Even in unpleasant air conditions or in minor overlapping cases, there will still be a few pixels of the vehicle for the system to recognize it, thus the performance of stereovision systems will be preserved appropriately, in bad conditions. Below are some examples of stereovision systems outcomes:

Simultaneous speedometer and detection of several vehicles in different lines through one stereo vision camera

Resistance of system against vehicles overlapping

System’s functionality in snow and fog

System’s functionality in storm

The important fact that in order to recognize a 3-D body on the road, there is no requirement for the registration plate and its location on the car, vehicles color, and the shape of it, … lefts no choice but disappearing the vehicle for criminals and traffic offenders. While in radar systems by using jammers and in LPR based systems through license plate coverage or manipulation, one can be stealth to the system, and pass it without being recorded. Below are some practical outcomes of stereovision systems in particular conditions:

3-D vision, vehicle class and moving lane detection

A 3-D vision system sees the scene in 3-D way, so there is XYZ information available for any point in the image. Consequently, it is absolutely possible to determine width and length of a car and to locate it in 3-D world based on this information. Thus stereovision utilizes the most accurate method to recognize weight class of the vehicle, i.e., measuring the size of vehicle; which is more precise than classification according to the reflection rate of the surface used by radar systems. Also through 3-D locating of the vehicle, we can determine its 3-D location on the road and recognize which lane it is moving in.

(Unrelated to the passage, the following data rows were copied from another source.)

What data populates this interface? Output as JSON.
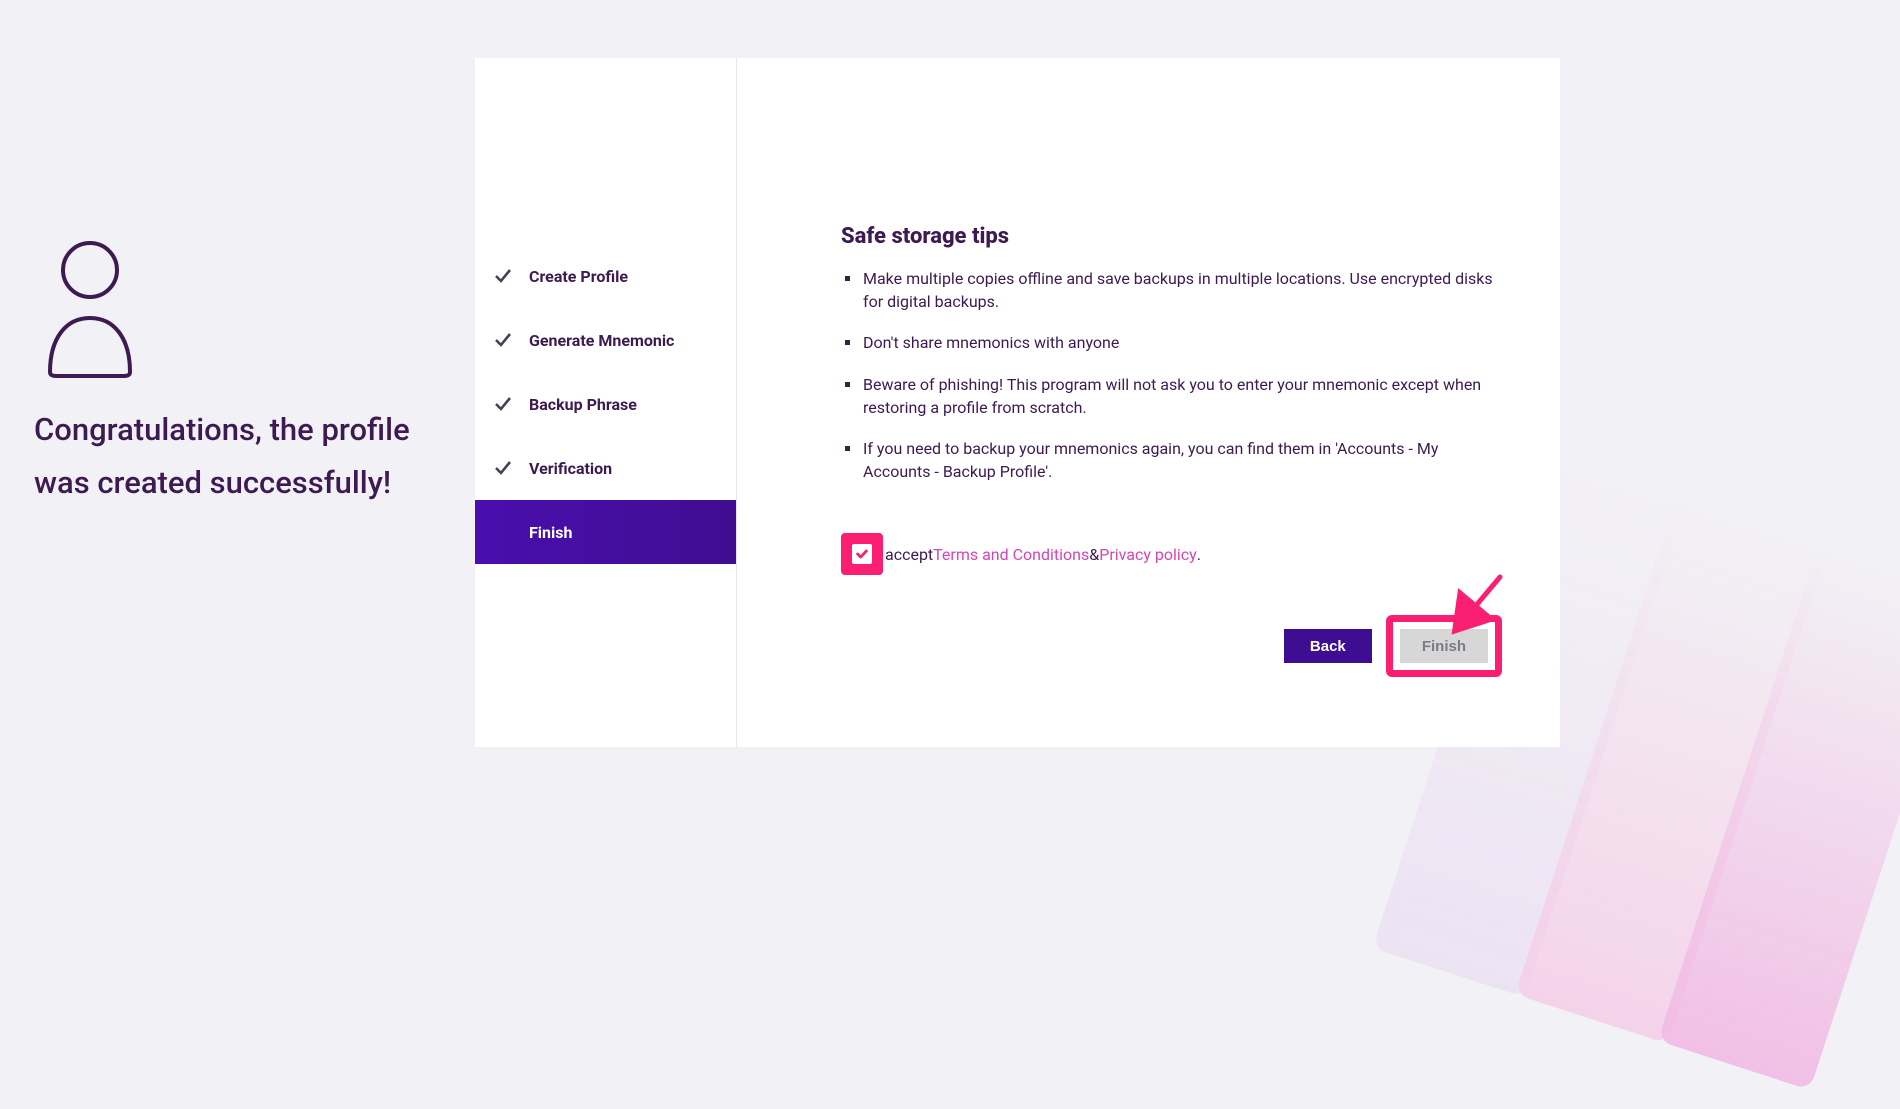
{
  "left": {
    "message": "Congratulations, the profile was created successfully!"
  },
  "steps": [
    {
      "label": "Create Profile",
      "done": true
    },
    {
      "label": "Generate Mnemonic",
      "done": true
    },
    {
      "label": "Backup Phrase",
      "done": true
    },
    {
      "label": "Verification",
      "done": true
    },
    {
      "label": "Finish",
      "active": true
    }
  ],
  "content": {
    "tips_title": "Safe storage tips",
    "tips": [
      "Make multiple copies offline and save backups in multiple locations. Use encrypted disks for digital backups.",
      "Don't share mnemonics with anyone",
      "Beware of phishing! This program will not ask you to enter your mnemonic except when restoring a profile from scratch.",
      "If you need to backup your mnemonics again, you can find them in 'Accounts - My Accounts - Backup Profile'."
    ],
    "accept_prefix": "accept ",
    "terms_link": "Terms and Conditions",
    "ampersand": " & ",
    "privacy_link": "Privacy policy",
    "period": ".",
    "back_label": "Back",
    "finish_label": "Finish"
  },
  "colors": {
    "accent_purple": "#3f0d91",
    "highlight_pink": "#fb1f73",
    "link_magenta": "#d246b5",
    "text_plum": "#3d1a52"
  }
}
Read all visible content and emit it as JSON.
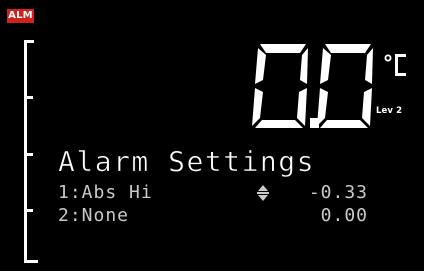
{
  "alarm_badge": "ALM",
  "display": {
    "value": "0.0",
    "unit": "°C",
    "level": "Lev 2"
  },
  "menu": {
    "title": "Alarm Settings",
    "rows": [
      {
        "label": "1:Abs Hi",
        "value": "-0.33",
        "adjust_icon": "up-down-adjust-icon"
      },
      {
        "label": "2:None",
        "value": "0.00"
      }
    ]
  },
  "colors": {
    "background": "#000000",
    "foreground": "#ffffff",
    "dim_text": "#c9c9c9",
    "alarm": "#d0211b"
  }
}
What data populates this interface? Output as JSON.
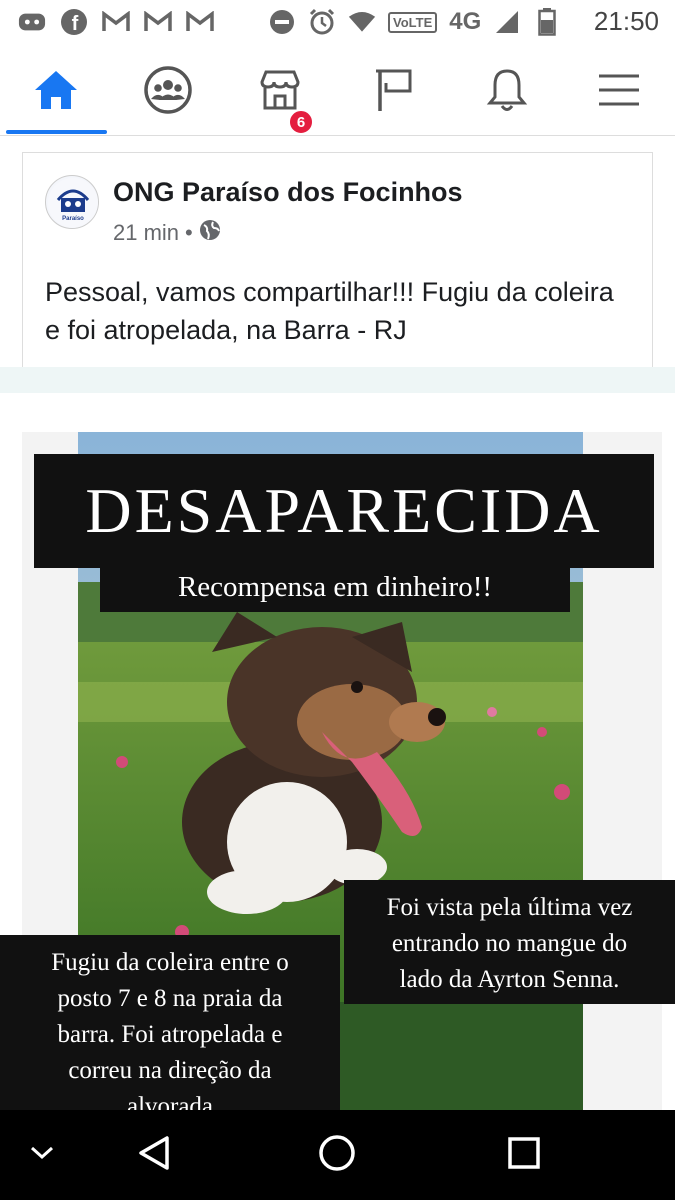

Calibration and physical conditions

What is important in calibration of stereovision cameras is the transform matrix of the two cameras. In other words, stereovision cameras are calibrated with respect to their positions relative to each other and lens parameters during manufacturing. The key parameter is the absence of any angle variation and linear displacement of the cameras relative to each other, as the time passes. Stereovision cameras’ calibration includes technical points and practical complexities which hinders achieving required accuracy. At the same time, all the advantages of stereovision systems will vanish, if an error occurs during primary calibration. But when the stereo camera has been manufactured, calibrated, and installed precisely, pole’s trembling and slight angle variations of the whole set won’t cause any problem, as long as cameras has not displaced or rotated against each other.

In other words, there won’t be any problem in performance of the whole system, as long as there has been a little change in both of the stereo cameras’ angle equally. But problems will show up when there is slight angle difference in cameras relative to each other. Since two stereo cameras can be fixed firmly enough on the predetermined structure, pole vibrations, foundation subsidence, or other factors will only change the situation of the structure all together, not changing the location of each camera relative to the other. Plus, as mentioned earlier for the principles of 3-D image processing, there is no presumption about the outer space or geometry of the road and its curvature; consequently, there will be no effect on the performance of the systems based on 3-D image processing in different situations of the road.